CHICAGO (September 28, 1999) - The nation`s media featured favorable beef stories often over the past year, thanks to beef producers and their $1-per-head beef checkoff. A total of 7,965 placements were made for beef in magazines, newspapers and television from October 1998 to September 1999. These placements reflect efforts coordinated by the Food Communications program at the National Cattlemen`s Beef Association (NCBA) to generate publicity. They reached a total circulation of 1.1 billion.
The program`s goal was to keep beef top-of-mind and create excitement about beef products with the food media, culinary professionals and food marketing communicators. It was conducted under contract to the Cattlemen`s Beef Board.
Seventy percent of the efforts focused on chuck and round, including new value-added beef products. This is consistent with the beef industry`s objective to increase overall carcass value.
"Our efforts are having a huge, positive impact on beef visibility in the media," according to Don Wagner, a beef producer and auction market operator from Corydon, Iowa, and chairman of the beef industry`s Information Committee. "Using public relations to generate good publicity has given a tremendous boost to our overall marketing program."
Marlys Bielunski, NCBA director of Food Communications, says there are several individual projects that helped lead to the program`s success. A partnership with the Associated Press (AP), for instance, led to 10 recipe releases picked up by newspapers with a combined circulation of 83 million. One very successful AP release called Star Spangled Cheeseburgers was placed in 389 newspapers with combined circulation of 14.7 million.
Four full-color newspaper editorial pages produced through the NCBA Food Communications program reached 42.7 million consumers during the year. Ad equivalency value of these pages, which were co-funded by other food companies and organizations, was $3.7 million.
Placements also were made in key magazines such as Better Homes and Gardens, Good Housekeeping, Family Circle, Midwest Living, Parade, Woman`s World, Ladies` Home Journal, Cooking Light and Bon Appetit. Nine major magazines featured beef on their covers in the past year, thanks to checkoff efforts.
"Our broad-based media work is built on long-standing relationships with many people in media and the food business," says Bielunski. "We`ve developed a lot of trust with these individuals and publications. They know they can depend on NCBA to provide them with high quality beef materials, accurate information and delicious recipe ideas and serving suggestions."
Television and books are other ways the Food Communications program reached consumers, according to Bielunski. For example, a recent 5-minute segment on In Food Today on the TV Food Network was the result of checkoff-funded efforts. The TV Food Network has 35 million cable subscribers. And releases from the checkoff-funded America`s Favorite Beef Recipes cookbook generated 730 placements in publications with combined circulation of 22.4 million.

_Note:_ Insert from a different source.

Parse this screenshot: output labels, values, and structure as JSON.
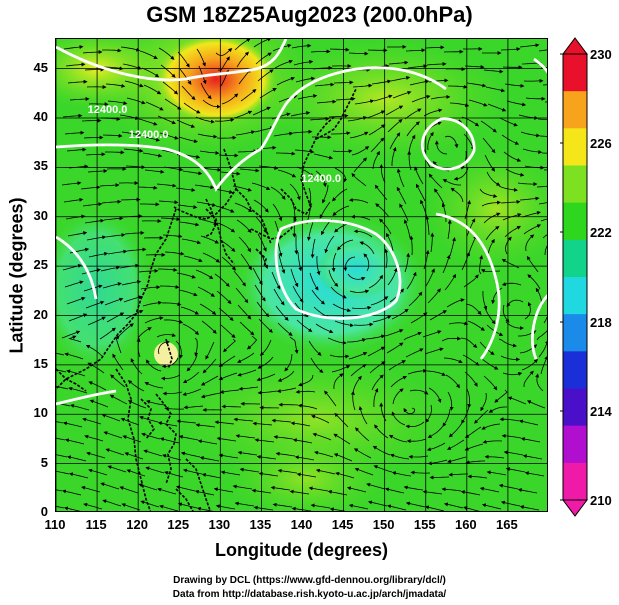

Bielunski stresses that top priorities for the industry were successfully addressed through the program. For instance, information about the chuck and round generated 3,814 placements with combined circulation of more than 567 million.

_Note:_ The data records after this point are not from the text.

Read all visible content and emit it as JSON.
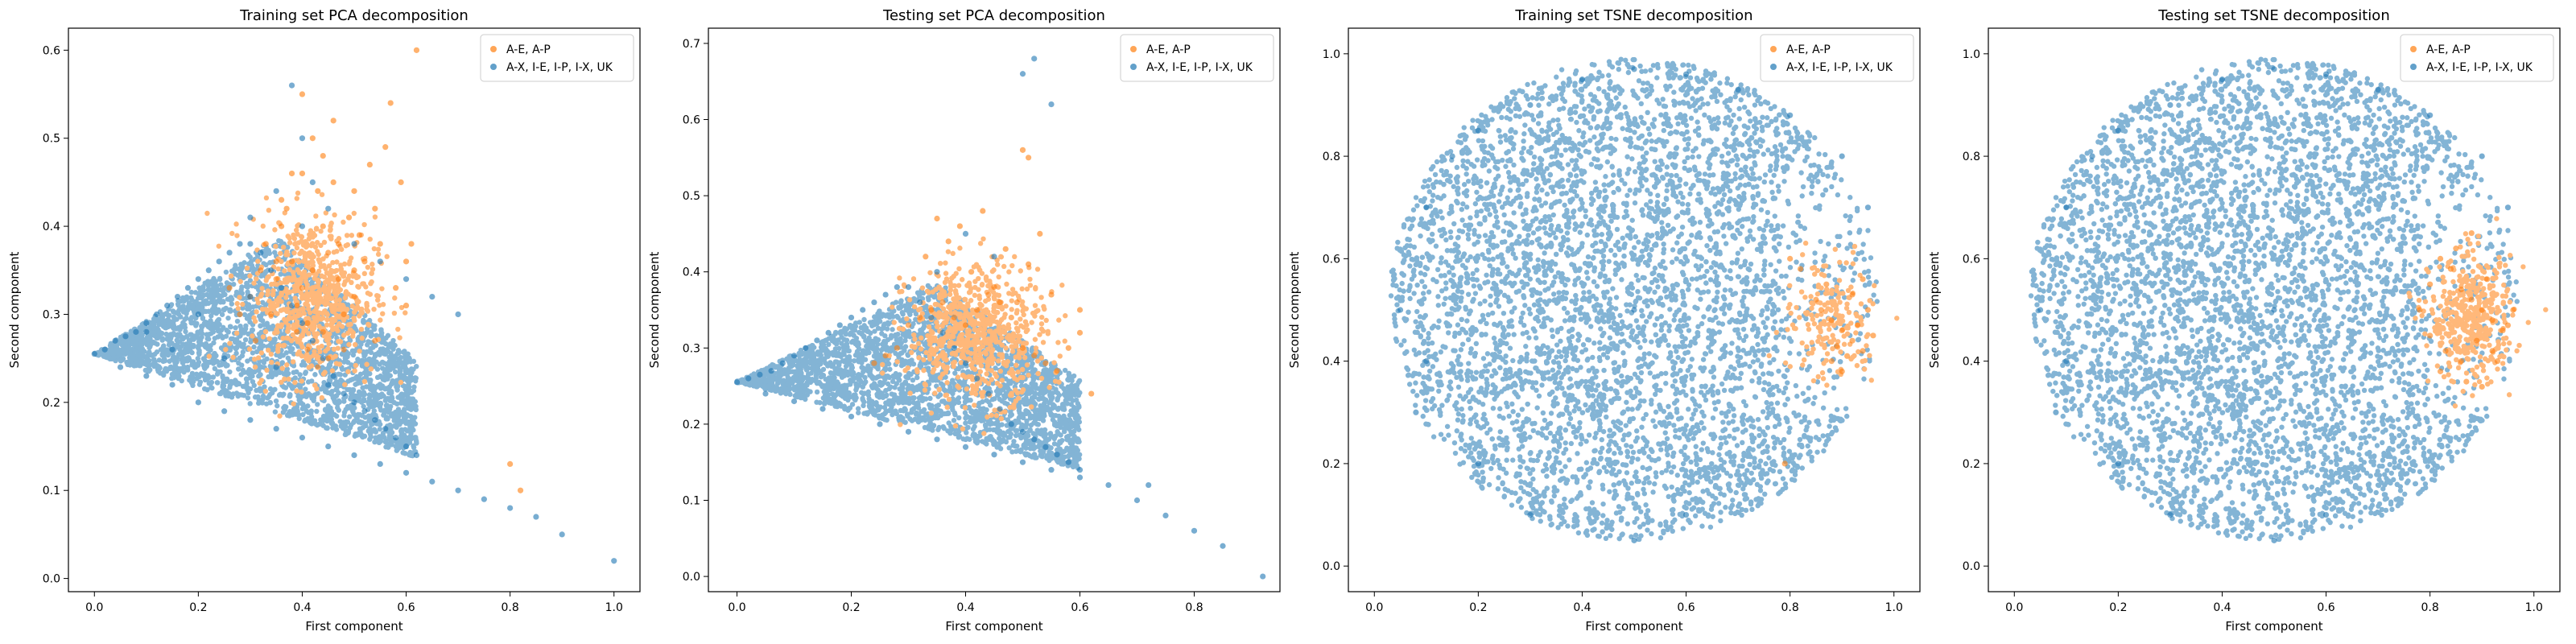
{
  "figure": {
    "background": "#ffffff"
  },
  "colors": {
    "orange": "#ff7f0e",
    "blue": "#1f77b4"
  },
  "chart_data": [
    {
      "type": "scatter",
      "title": "Training set PCA decomposition",
      "xlabel": "First component",
      "ylabel": "Second component",
      "xlim": [
        -0.05,
        1.05
      ],
      "ylim": [
        -0.015,
        0.625
      ],
      "xticks": [
        "0.0",
        "0.2",
        "0.4",
        "0.6",
        "0.8",
        "1.0"
      ],
      "yticks": [
        "0.0",
        "0.1",
        "0.2",
        "0.3",
        "0.4",
        "0.5",
        "0.6"
      ],
      "legend_position": "top-right",
      "grid": false,
      "series": [
        {
          "name": "A-E, A-P",
          "color": "#ff7f0e",
          "x": [
            0.3,
            0.35,
            0.38,
            0.4,
            0.42,
            0.45,
            0.48,
            0.5,
            0.33,
            0.36,
            0.39,
            0.41,
            0.44,
            0.47,
            0.52,
            0.55,
            0.37,
            0.43,
            0.46,
            0.49,
            0.51,
            0.31,
            0.34,
            0.58,
            0.6,
            0.62,
            0.42,
            0.44,
            0.46,
            0.4,
            0.38,
            0.5,
            0.53,
            0.56,
            0.57,
            0.59,
            0.6,
            0.54,
            0.48,
            0.45,
            0.43,
            0.41,
            0.39,
            0.35,
            0.32,
            0.28,
            0.26,
            0.36,
            0.4,
            0.44,
            0.47,
            0.5,
            0.54,
            0.61,
            0.8,
            0.82
          ],
          "y": [
            0.32,
            0.34,
            0.36,
            0.33,
            0.35,
            0.37,
            0.3,
            0.32,
            0.38,
            0.4,
            0.31,
            0.29,
            0.28,
            0.34,
            0.36,
            0.38,
            0.42,
            0.44,
            0.45,
            0.41,
            0.39,
            0.27,
            0.3,
            0.33,
            0.31,
            0.6,
            0.5,
            0.48,
            0.52,
            0.55,
            0.46,
            0.44,
            0.47,
            0.49,
            0.54,
            0.45,
            0.36,
            0.27,
            0.26,
            0.25,
            0.24,
            0.26,
            0.28,
            0.36,
            0.35,
            0.3,
            0.33,
            0.43,
            0.46,
            0.4,
            0.38,
            0.35,
            0.42,
            0.38,
            0.13,
            0.1
          ]
        },
        {
          "name": "A-X, I-E, I-P, I-X, UK",
          "color": "#1f77b4",
          "x": [
            0.0,
            0.02,
            0.04,
            0.06,
            0.08,
            0.1,
            0.12,
            0.14,
            0.16,
            0.18,
            0.2,
            0.22,
            0.24,
            0.26,
            0.28,
            0.3,
            0.32,
            0.34,
            0.36,
            0.38,
            0.4,
            0.42,
            0.44,
            0.46,
            0.48,
            0.5,
            0.52,
            0.54,
            0.56,
            0.58,
            0.6,
            0.62,
            0.05,
            0.1,
            0.15,
            0.2,
            0.25,
            0.3,
            0.35,
            0.4,
            0.45,
            0.5,
            0.55,
            0.6,
            0.65,
            0.7,
            0.75,
            0.8,
            0.85,
            0.9,
            1.0,
            0.1,
            0.2,
            0.3,
            0.15,
            0.25,
            0.35,
            0.45,
            0.4,
            0.45,
            0.5,
            0.55,
            0.6,
            0.65,
            0.7,
            0.3,
            0.35,
            0.4,
            0.38,
            0.42
          ],
          "y": [
            0.255,
            0.26,
            0.27,
            0.275,
            0.28,
            0.29,
            0.3,
            0.31,
            0.32,
            0.33,
            0.34,
            0.35,
            0.36,
            0.37,
            0.38,
            0.38,
            0.37,
            0.35,
            0.33,
            0.31,
            0.29,
            0.27,
            0.25,
            0.23,
            0.21,
            0.2,
            0.19,
            0.18,
            0.17,
            0.16,
            0.15,
            0.14,
            0.24,
            0.23,
            0.22,
            0.2,
            0.19,
            0.18,
            0.17,
            0.16,
            0.15,
            0.14,
            0.13,
            0.12,
            0.11,
            0.1,
            0.09,
            0.08,
            0.07,
            0.05,
            0.02,
            0.28,
            0.3,
            0.32,
            0.26,
            0.25,
            0.24,
            0.22,
            0.4,
            0.42,
            0.38,
            0.36,
            0.34,
            0.32,
            0.3,
            0.41,
            0.44,
            0.5,
            0.56,
            0.45
          ]
        }
      ]
    },
    {
      "type": "scatter",
      "title": "Testing set PCA decomposition",
      "xlabel": "First component",
      "ylabel": "Second component",
      "xlim": [
        -0.05,
        0.95
      ],
      "ylim": [
        -0.02,
        0.72
      ],
      "xticks": [
        "0.0",
        "0.2",
        "0.4",
        "0.6",
        "0.8"
      ],
      "yticks": [
        "0.0",
        "0.1",
        "0.2",
        "0.3",
        "0.4",
        "0.5",
        "0.6",
        "0.7"
      ],
      "legend_position": "top-right",
      "grid": false,
      "series": [
        {
          "name": "A-E, A-P",
          "color": "#ff7f0e",
          "x": [
            0.3,
            0.32,
            0.34,
            0.36,
            0.38,
            0.4,
            0.42,
            0.44,
            0.46,
            0.48,
            0.5,
            0.52,
            0.54,
            0.56,
            0.58,
            0.6,
            0.33,
            0.37,
            0.41,
            0.45,
            0.49,
            0.35,
            0.39,
            0.43,
            0.47,
            0.51,
            0.28,
            0.26,
            0.24,
            0.55,
            0.6,
            0.62,
            0.5,
            0.51,
            0.53
          ],
          "y": [
            0.33,
            0.34,
            0.35,
            0.36,
            0.34,
            0.33,
            0.35,
            0.37,
            0.36,
            0.34,
            0.3,
            0.29,
            0.28,
            0.27,
            0.3,
            0.32,
            0.42,
            0.44,
            0.4,
            0.38,
            0.36,
            0.47,
            0.46,
            0.48,
            0.43,
            0.41,
            0.3,
            0.29,
            0.28,
            0.37,
            0.35,
            0.24,
            0.56,
            0.55,
            0.45
          ]
        },
        {
          "name": "A-X, I-E, I-P, I-X, UK",
          "color": "#1f77b4",
          "x": [
            0.0,
            0.02,
            0.04,
            0.06,
            0.08,
            0.1,
            0.12,
            0.14,
            0.16,
            0.18,
            0.2,
            0.22,
            0.24,
            0.26,
            0.28,
            0.3,
            0.32,
            0.34,
            0.36,
            0.38,
            0.4,
            0.42,
            0.44,
            0.46,
            0.48,
            0.5,
            0.52,
            0.54,
            0.56,
            0.58,
            0.6,
            0.05,
            0.1,
            0.15,
            0.2,
            0.25,
            0.3,
            0.35,
            0.4,
            0.45,
            0.5,
            0.55,
            0.6,
            0.65,
            0.7,
            0.72,
            0.75,
            0.8,
            0.85,
            0.92,
            0.5,
            0.52,
            0.55,
            0.35,
            0.4,
            0.45
          ],
          "y": [
            0.255,
            0.26,
            0.265,
            0.27,
            0.28,
            0.29,
            0.3,
            0.31,
            0.32,
            0.33,
            0.34,
            0.35,
            0.36,
            0.37,
            0.38,
            0.38,
            0.36,
            0.34,
            0.32,
            0.3,
            0.28,
            0.26,
            0.24,
            0.22,
            0.2,
            0.19,
            0.18,
            0.17,
            0.16,
            0.15,
            0.14,
            0.24,
            0.23,
            0.22,
            0.21,
            0.2,
            0.19,
            0.18,
            0.17,
            0.16,
            0.15,
            0.14,
            0.13,
            0.12,
            0.1,
            0.12,
            0.08,
            0.06,
            0.04,
            0.0,
            0.66,
            0.68,
            0.62,
            0.4,
            0.45,
            0.42
          ]
        }
      ]
    },
    {
      "type": "scatter",
      "title": "Training set TSNE decomposition",
      "xlabel": "First component",
      "ylabel": "Second component",
      "xlim": [
        -0.05,
        1.05
      ],
      "ylim": [
        -0.05,
        1.05
      ],
      "xticks": [
        "0.0",
        "0.2",
        "0.4",
        "0.6",
        "0.8",
        "1.0"
      ],
      "yticks": [
        "0.0",
        "0.2",
        "0.4",
        "0.6",
        "0.8",
        "1.0"
      ],
      "legend_position": "top-right",
      "grid": false,
      "series": [
        {
          "name": "A-E, A-P",
          "color": "#ff7f0e",
          "x": [
            0.86,
            0.88,
            0.9,
            0.92,
            0.94,
            0.96,
            0.85,
            0.87,
            0.89,
            0.91,
            0.93,
            0.95,
            0.9,
            0.92,
            0.94,
            0.88,
            0.8,
            0.82,
            0.79
          ],
          "y": [
            0.5,
            0.48,
            0.46,
            0.44,
            0.42,
            0.45,
            0.52,
            0.55,
            0.43,
            0.41,
            0.47,
            0.5,
            0.38,
            0.53,
            0.56,
            0.4,
            0.6,
            0.58,
            0.2
          ]
        },
        {
          "name": "A-X, I-E, I-P, I-X, UK",
          "color": "#1f77b4",
          "x": [
            0.1,
            0.15,
            0.2,
            0.3,
            0.4,
            0.5,
            0.6,
            0.7,
            0.8,
            0.9,
            0.95,
            0.1,
            0.05,
            0.08,
            0.2,
            0.5,
            0.6,
            0.3,
            0.5
          ],
          "y": [
            0.7,
            0.8,
            0.85,
            0.9,
            0.95,
            0.97,
            0.96,
            0.93,
            0.88,
            0.8,
            0.7,
            0.4,
            0.5,
            0.3,
            0.2,
            0.05,
            0.1,
            0.1,
            0.5
          ]
        }
      ]
    },
    {
      "type": "scatter",
      "title": "Testing set TSNE decomposition",
      "xlabel": "First component",
      "ylabel": "Second component",
      "xlim": [
        -0.05,
        1.05
      ],
      "ylim": [
        -0.05,
        1.05
      ],
      "xticks": [
        "0.0",
        "0.2",
        "0.4",
        "0.6",
        "0.8",
        "1.0"
      ],
      "yticks": [
        "0.0",
        "0.2",
        "0.4",
        "0.6",
        "0.8",
        "1.0"
      ],
      "legend_position": "top-right",
      "grid": false,
      "series": [
        {
          "name": "A-E, A-P",
          "color": "#ff7f0e",
          "x": [
            0.78,
            0.8,
            0.82,
            0.84,
            0.86,
            0.88,
            0.9,
            0.92,
            0.94,
            0.96,
            0.8,
            0.83,
            0.86,
            0.89,
            0.92,
            0.95,
            0.85,
            0.88,
            0.91,
            0.82,
            0.87,
            0.9,
            0.93
          ],
          "y": [
            0.5,
            0.55,
            0.6,
            0.58,
            0.54,
            0.52,
            0.5,
            0.48,
            0.46,
            0.5,
            0.45,
            0.42,
            0.4,
            0.44,
            0.42,
            0.47,
            0.62,
            0.65,
            0.56,
            0.38,
            0.36,
            0.35,
            0.4
          ]
        },
        {
          "name": "A-X, I-E, I-P, I-X, UK",
          "color": "#1f77b4",
          "x": [
            0.1,
            0.15,
            0.2,
            0.3,
            0.4,
            0.5,
            0.6,
            0.7,
            0.8,
            0.9,
            0.95,
            0.1,
            0.05,
            0.08,
            0.2,
            0.5,
            0.6,
            0.3,
            0.5
          ],
          "y": [
            0.7,
            0.8,
            0.85,
            0.9,
            0.95,
            0.97,
            0.96,
            0.93,
            0.88,
            0.8,
            0.7,
            0.4,
            0.5,
            0.3,
            0.2,
            0.05,
            0.1,
            0.1,
            0.5
          ]
        }
      ]
    }
  ]
}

"By targeting our efforts and focusing our messages, we were able to maximize our effectiveness on behalf of beef producers," says Bielunski. "The results we generate year-in and year-out are a testament to the reputation we`ve established, the specific direction given by the producers on our committees and the hard work of our staff."
CHECKOFF GENERATES PLACEMENTS - - SIDEBAR
Partnership Leads to Publicity
A placement in the October issue of Cooking Light magazine is a good example of an NCBA-developed relationship that leads to great publicity. "Keeping the Classics Quick" is a feature that showcases Burgundy Beef made with fully-cooked beef pot roast. Linda West Eckhart, a cookbook author and journalist who has worked with the NCBA Food Communications program as a spokesperson did recipe development. She also appeared and promoted heat-and-serve beef products on the TV Food Network in April and is participating in a satellite media tour for beef in November.
"These kinds of partnerships are crucial to our ability to get our messages out widely and with credibility," says NCBA Director of Food Communications Marlys Bielunski. "We`re proud to be able to work with top-notch people like Linda as we publicize convenient beef products throughout the country."